Me imagino la sorpresa del segundo al ver con sus propios ojos, porque un día
lo llegó a ver, que, efectivamente, el mundo real les aguardaba fuera. Aquellos
largos nueve meses de sufrimiento y desarrollo sólo habían sido una prueba para
la verdadera vida, la vida plena. Su existencia terminó dentro del útero, pero
apenas habían comenzado la existencia para la que fueron creados en realidad.
Esta
tarde se ha celebrado el funeral. No sabría cómo escribir en tan poco espacio
el cúmulo de sentimientos que he podido ver allí esta tarde. Aunque si tuviera
que elegir una sola palabra… sí, creo que sería esperanza por varias
razones. En la homilía se habló mucho del deber, de a lo que Dios nos llama a
todos. Es curioso, ahora no estoy muy seguro de si creo o no. En fin, mis
amigos ya no van a misa, ¿por qué yo voy a estar menos equivocado que ellos?

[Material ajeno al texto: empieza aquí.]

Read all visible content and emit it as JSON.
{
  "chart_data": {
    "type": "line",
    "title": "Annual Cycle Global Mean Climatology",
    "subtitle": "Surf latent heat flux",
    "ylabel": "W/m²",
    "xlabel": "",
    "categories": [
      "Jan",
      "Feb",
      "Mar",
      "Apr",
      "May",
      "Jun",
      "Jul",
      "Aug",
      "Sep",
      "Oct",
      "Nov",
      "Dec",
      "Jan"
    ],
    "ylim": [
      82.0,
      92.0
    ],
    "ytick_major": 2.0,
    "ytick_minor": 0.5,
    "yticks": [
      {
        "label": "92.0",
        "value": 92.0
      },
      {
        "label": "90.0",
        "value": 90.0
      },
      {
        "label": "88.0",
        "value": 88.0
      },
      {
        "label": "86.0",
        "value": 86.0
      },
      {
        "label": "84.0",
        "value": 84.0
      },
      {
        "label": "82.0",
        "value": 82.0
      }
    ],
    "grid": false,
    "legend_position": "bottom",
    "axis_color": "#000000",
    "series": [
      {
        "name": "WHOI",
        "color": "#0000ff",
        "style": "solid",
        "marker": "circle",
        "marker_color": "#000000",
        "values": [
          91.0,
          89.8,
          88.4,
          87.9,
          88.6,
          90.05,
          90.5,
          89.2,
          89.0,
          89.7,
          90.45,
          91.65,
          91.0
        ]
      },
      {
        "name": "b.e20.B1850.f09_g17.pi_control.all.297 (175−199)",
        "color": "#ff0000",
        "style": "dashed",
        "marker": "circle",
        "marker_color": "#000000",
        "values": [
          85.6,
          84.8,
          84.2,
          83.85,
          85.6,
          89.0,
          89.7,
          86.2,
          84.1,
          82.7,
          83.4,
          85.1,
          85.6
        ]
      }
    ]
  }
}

Tal vez el raro sea yo. Además, hay demasiados misterios en el mundo como para
asimilar tan rápido que alguien está detrás de todo y tiene poder para
cualquier cosa. Demasiado desorden en mi cabeza.
Pero
esta tarde algo me ha llamado mucho la atención. Se dijo que lo importante no
es si creemos en el cielo o en el infierno, la creación ni nada de eso. Lo
único que tenemos que hacer es, simplemente, dejarnos amar. Nada más. Dejarse
amar implica conocerle a Él, porque es amor, ¿no? A quien se le muestra un amor
así no puede menos que compartirlo con los demás, ¿verdad? ¿O acaso si a mí me
tocase la lotería enterraría el dinero en el jardín y no gastaría ni un
céntimo? Vosotros no sé, yo mucho apego al dinero en sí, a tener por tener, no
es que tenga. A quien le toca un premio así, que menos que enseñárselo a los
demás, digo yo. El que compartiese ya pondría la guinda, pero fijo que a
ninguno se le olvidaría lo de fardar. Y ese amor, ese auténtico amor, la
caridad, no creo que haga ningún mal.
Estoy
seguro de que en mi vida se me aclararán muchas cosas, tengo fe en ello. Pero
hasta entonces, ¿será mejor creer ciegamente en algo que sé bien que es bueno o
perder el tiempo a la espera de una confirmación de estos hechos que puede
tardar una vida entera en llegar? Fríamente.
Mi
abuela siempre decía que desde que se nace uno tiene más ganas de ver el mañana
y de recordar el ayer que de vivir el día a día. Mientras despedíamos su ataúd
en el cementerio, escuché en mi cabeza ese consejo y me propuse dejar
inmediatamente de evadirme en recuerdos y anécdotas de ella en vida y centrarme
en asimilar y vivir la situación. Fijé mi vista en el nicho, casi cerrado por
completo, y no aparté de él la mirada hasta que hubo quedado completamente tapado.
Cuando quise darme cuenta, ante la
tumba quedábamos mamá, el abuelo y yo, contemplando impasibles el último punto
por el que había podido verse el ataúd. Pero
algo no encajaba del todo bien: por primera vez desde que había recibido la
noticia, me sentía tranquilo. Mi cuerpo rebosaba por fin ligereza. No había
rastro alguno de la amargura que horas antes había inundado ese corazón en el
que ahora sólo se percibía la paz. Levanté la mirada y no pude evitar sonreír.
Dos
días había tardado en amainar la tormenta, pero sí: estaba saliendo el sol.